TITLE=High Amounts of S100-Alarmins Confer Antimicrobial Activity on Human Breast Milk Targeting Pathogens Relevant in Neonatal Sepsis

JOURNAL=Frontiers in Immunology

VOLUME=Volume 8 - 2017

YEAR=2017

URL=https://www.frontiersin.org/journals/immunology/articles/10.3389/fimmu.2017.01822

DOI=10.3389/fimmu.2017.01822

ISSN=1664-3224

ABSTRACT=Sepsis is a leading cause of perinatal mortality worldwide. Breast milk feeding is protective against neonatal sepsis but the molecular mechanisms remain unexplained. Despite various supplementations with potential bioactive components from breast milk formula feeding cannot protect from sepsis. S100-alarmins are important immunoregulators in newborns preventing excessive inflammation. At high concentrations, the S100A8/A9 protein complex also has antimicrobial properties due to its metal ion chelation capacity. To assess whether breast milk contains S100-alarmins that might mediate the sepsis-protective effect of breast milk ninety-seven human breast milk samples stratified for gestational age, mode of delivery and sampling after birth were collected and analyzed. S100A8/A9 levels were massively elevated after birth (p < 0.0005). They slowly decreased during the first month of life, then reaching levels comparable to normal values in adult serum. The concentration of S100A8/A9 in breast milk was significantly higher after term compared to preterm birth (extremely preterm, p < 0.005; moderate preterm, p < 0.05) and after vaginal delivery compared to caesarean section (p < 0.0005).
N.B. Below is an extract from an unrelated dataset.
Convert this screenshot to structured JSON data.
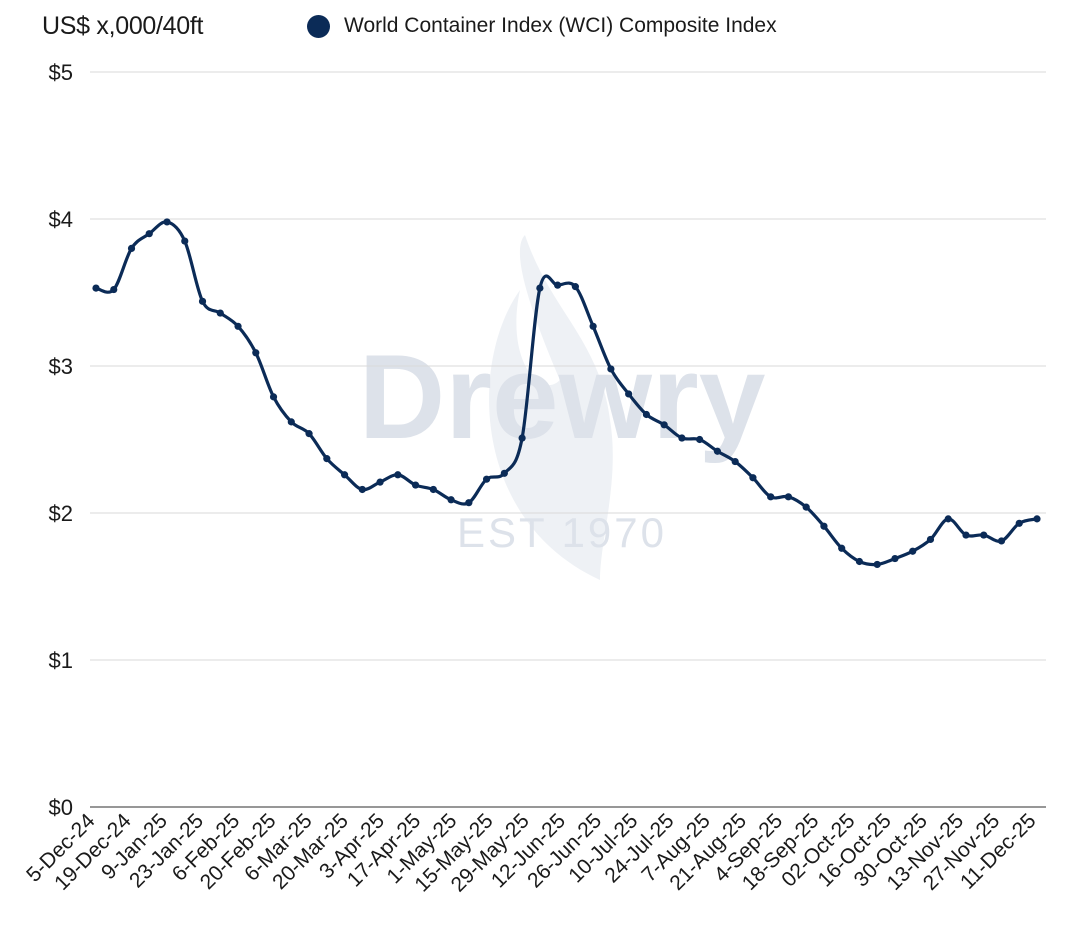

In newborn s100a9-/- mice, enterally supplied S100-alarmins could be retrieved systemically in the plasma. To explore the antimicrobial activity against common causal pathogens of neonatal sepsis purified S100-alarmins and unmodified as well as S100A8/A9-depleted breast milk were used in growth inhibition tests. The high amount of S100A8/A9 proved to be an important mediator of the antimicrobial activity of breast milk, especially inhibiting the growth of manganese sensitive bacteria like Staphylococcus aureus (p < 0.00005) and group B streptococci (p < 0.005). Depletion of S100A8/A9 significantly reduced this effect (p < 0.05, respectively). The growth of Escherichia coli was also inhibited by breast milk (p < 0.00005) as well as by S100A8/A9 in culture assays (p < 0.05). But its growth in breast milk remained unaffected by the removal of S100A8/A9 and was neither dependent on manganese suggesting that the antimicrobial effects of S100A8/A9 in breast milk are primarily mediated by its manganese chelating capacity. In summary, the enteral supply of bioavailable, antimicrobially active amounts of S100-alarmins might be a promising option to protect newborns at high risk from infections and sepsis.